Ce sont les débuts de l’Acaata. Comme Roger Amand, les salariés qui ont travaillé en contact avec l’amiante montent un dossier pour partir en préretraite. «  Je me suis renseigné et après de nombreux examens qui ont prouvé que j’étais malade, j’avais une asbestose, j’ai pu partir en préretraite amiante, poursuit-il. »

Caligny :
une polémique
sur le stockage
des déchets

« La situation est terrible : Toutes les usines qui sont maintenant fermées, tombent en ruines et n’ont pas été désamiantées, explique Jean-Claude Barbé. Elles continuent de polluer les environs. »
L’usine du Pont à Caligny où l’on fabriquait des tresses d’amiante, du chanvre pour les presse-étoupes, des tissus pour vêtements calorifuges est encore pleine d’amiante, ce qui inquiète les associations de victimes. Or, passé un délai de 30 ans, l’entreprise n’est plus tenue de prendre à sa charge la dépollution du site.
« Valéo a tout de même accepté de s’en charger mais en proposant de confiner les déchets sur place. Or cette solution n’est pas souhaitable, explique Jean-Claude Barbé. Enfouir les déchets auprès de la rivière est dangereux surtout en cas d’inondation et surtout que non loin il y a une station de pompage qui alimente en eau potable une partie des abonnés de la Communauté agglomération du Pays de Flers. Et puis il y a également un risque lié au temps, que se passera-t-il si l’on oublie où est cet enfouissement ? »
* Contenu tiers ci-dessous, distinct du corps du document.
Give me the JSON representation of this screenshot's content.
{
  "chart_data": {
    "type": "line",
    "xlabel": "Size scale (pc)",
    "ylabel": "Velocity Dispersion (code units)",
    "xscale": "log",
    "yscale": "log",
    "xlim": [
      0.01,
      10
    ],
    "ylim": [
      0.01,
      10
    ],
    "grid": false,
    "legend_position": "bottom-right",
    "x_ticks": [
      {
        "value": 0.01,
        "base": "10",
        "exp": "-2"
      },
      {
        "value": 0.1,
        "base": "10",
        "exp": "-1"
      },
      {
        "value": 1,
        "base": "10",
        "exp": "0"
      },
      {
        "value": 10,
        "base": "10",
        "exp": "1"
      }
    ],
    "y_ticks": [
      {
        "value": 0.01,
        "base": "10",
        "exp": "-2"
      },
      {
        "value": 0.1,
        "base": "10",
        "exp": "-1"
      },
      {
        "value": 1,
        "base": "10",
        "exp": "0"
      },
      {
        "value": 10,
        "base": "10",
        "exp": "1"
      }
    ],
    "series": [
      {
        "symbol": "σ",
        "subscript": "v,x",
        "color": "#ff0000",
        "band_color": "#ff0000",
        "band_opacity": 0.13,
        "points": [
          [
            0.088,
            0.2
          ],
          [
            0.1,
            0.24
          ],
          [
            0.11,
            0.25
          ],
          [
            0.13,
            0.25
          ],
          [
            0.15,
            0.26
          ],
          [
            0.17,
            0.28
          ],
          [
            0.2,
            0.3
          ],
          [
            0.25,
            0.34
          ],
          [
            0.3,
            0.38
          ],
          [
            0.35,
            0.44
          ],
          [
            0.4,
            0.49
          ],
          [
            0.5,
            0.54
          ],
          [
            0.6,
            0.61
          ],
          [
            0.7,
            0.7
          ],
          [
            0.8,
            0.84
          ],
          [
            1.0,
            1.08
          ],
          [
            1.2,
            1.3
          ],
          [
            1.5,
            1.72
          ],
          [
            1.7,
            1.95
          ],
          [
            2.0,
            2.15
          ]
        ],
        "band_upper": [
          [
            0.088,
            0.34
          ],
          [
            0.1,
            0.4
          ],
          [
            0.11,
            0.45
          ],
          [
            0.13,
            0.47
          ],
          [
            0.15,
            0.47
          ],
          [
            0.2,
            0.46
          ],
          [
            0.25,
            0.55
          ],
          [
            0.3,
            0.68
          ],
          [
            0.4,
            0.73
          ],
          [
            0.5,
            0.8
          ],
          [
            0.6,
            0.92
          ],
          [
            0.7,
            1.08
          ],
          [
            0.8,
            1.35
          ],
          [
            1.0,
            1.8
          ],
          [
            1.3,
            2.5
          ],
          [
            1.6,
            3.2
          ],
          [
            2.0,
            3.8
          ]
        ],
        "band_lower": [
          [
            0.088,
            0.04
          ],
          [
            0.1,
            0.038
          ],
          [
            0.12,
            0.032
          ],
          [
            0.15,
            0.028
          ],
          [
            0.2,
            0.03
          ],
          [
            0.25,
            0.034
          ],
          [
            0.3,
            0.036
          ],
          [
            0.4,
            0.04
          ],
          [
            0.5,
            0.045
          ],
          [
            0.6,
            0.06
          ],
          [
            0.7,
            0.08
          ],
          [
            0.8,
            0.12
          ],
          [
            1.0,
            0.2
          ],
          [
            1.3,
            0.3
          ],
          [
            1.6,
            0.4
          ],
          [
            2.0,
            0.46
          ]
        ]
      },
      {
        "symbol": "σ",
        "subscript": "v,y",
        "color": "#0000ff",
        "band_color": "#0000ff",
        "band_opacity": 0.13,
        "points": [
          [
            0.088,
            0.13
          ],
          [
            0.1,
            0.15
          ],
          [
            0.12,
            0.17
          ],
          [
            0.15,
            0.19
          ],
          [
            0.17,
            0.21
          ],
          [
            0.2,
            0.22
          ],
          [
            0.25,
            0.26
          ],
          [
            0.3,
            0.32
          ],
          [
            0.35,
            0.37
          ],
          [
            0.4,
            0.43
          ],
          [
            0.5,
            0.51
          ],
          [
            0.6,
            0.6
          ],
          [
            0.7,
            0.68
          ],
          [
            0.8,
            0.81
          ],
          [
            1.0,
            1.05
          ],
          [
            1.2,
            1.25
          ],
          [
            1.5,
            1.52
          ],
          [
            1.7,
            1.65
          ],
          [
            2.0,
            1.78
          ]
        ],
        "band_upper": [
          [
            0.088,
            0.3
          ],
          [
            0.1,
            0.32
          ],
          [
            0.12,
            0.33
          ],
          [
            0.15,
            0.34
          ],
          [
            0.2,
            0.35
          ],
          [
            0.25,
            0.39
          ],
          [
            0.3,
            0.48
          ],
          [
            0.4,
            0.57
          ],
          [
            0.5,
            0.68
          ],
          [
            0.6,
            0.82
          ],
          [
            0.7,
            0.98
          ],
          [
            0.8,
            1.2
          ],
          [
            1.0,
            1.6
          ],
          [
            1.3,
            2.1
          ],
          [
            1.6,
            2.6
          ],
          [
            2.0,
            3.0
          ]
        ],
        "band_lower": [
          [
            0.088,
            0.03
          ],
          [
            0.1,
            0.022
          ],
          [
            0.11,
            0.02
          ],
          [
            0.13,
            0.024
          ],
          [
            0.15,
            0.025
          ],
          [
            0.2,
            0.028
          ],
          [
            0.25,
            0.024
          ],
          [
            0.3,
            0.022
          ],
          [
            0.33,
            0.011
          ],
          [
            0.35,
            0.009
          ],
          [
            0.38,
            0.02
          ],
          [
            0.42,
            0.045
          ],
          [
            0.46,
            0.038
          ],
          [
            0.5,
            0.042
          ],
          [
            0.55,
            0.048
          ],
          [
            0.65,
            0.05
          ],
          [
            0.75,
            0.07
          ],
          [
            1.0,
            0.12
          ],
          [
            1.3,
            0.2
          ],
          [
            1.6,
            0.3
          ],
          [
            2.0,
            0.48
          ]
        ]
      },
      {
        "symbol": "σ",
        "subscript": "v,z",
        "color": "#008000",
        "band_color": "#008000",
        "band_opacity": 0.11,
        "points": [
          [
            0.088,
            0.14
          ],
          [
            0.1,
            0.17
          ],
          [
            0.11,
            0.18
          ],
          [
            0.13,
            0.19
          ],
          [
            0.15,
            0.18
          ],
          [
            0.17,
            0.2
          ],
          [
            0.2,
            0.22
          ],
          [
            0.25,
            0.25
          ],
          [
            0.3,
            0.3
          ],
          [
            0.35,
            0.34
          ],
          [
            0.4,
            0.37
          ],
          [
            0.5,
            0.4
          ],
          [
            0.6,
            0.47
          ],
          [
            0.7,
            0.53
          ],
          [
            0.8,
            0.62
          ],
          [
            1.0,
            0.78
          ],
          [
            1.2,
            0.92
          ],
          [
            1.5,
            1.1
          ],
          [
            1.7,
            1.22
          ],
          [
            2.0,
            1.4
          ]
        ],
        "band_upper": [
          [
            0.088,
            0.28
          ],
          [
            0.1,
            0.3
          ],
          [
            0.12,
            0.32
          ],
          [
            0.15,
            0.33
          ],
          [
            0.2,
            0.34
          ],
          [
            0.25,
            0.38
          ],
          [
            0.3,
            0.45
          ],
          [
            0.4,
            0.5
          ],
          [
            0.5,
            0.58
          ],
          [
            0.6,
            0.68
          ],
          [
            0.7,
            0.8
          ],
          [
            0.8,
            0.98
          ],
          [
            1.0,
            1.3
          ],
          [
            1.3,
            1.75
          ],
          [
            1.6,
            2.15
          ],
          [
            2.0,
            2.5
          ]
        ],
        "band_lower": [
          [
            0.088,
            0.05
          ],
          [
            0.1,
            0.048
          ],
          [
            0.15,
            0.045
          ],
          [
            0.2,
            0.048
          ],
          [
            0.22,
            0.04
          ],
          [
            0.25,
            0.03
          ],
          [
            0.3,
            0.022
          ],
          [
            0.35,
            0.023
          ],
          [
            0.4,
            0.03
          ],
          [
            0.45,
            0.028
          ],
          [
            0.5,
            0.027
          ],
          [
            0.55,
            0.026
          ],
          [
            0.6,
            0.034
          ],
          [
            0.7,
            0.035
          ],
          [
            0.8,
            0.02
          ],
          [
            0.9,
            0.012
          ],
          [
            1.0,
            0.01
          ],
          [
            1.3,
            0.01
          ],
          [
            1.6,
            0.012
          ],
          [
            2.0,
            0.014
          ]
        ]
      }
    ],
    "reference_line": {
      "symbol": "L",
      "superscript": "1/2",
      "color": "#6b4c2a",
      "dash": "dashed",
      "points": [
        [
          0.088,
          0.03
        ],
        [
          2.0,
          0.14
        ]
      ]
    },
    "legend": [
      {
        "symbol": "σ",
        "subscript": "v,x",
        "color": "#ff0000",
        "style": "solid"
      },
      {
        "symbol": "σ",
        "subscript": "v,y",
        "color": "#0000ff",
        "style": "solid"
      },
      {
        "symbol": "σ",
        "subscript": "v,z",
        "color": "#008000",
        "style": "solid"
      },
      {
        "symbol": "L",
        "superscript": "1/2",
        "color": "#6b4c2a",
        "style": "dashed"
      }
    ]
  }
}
Ne pas contaminer l’eau de la rivière

L’Aldeva et l’association Pour une vie sans amiante à Caligny, présidée par Jocelyne Guillemin, continuent de se battre pour que cette usine cesse de contaminer l’eau et le village et soit désamiantée dans des conditions correctes.
Mais le cas de cette usine n’est malheureusement pas isolé. Un peu plus loin dans la vallée, c’est un incendie qui a partiellement ravagé une usine, La Martinique, et a laissé les débris à ciel ouvert sans qu’aucune précaution ne soit prise.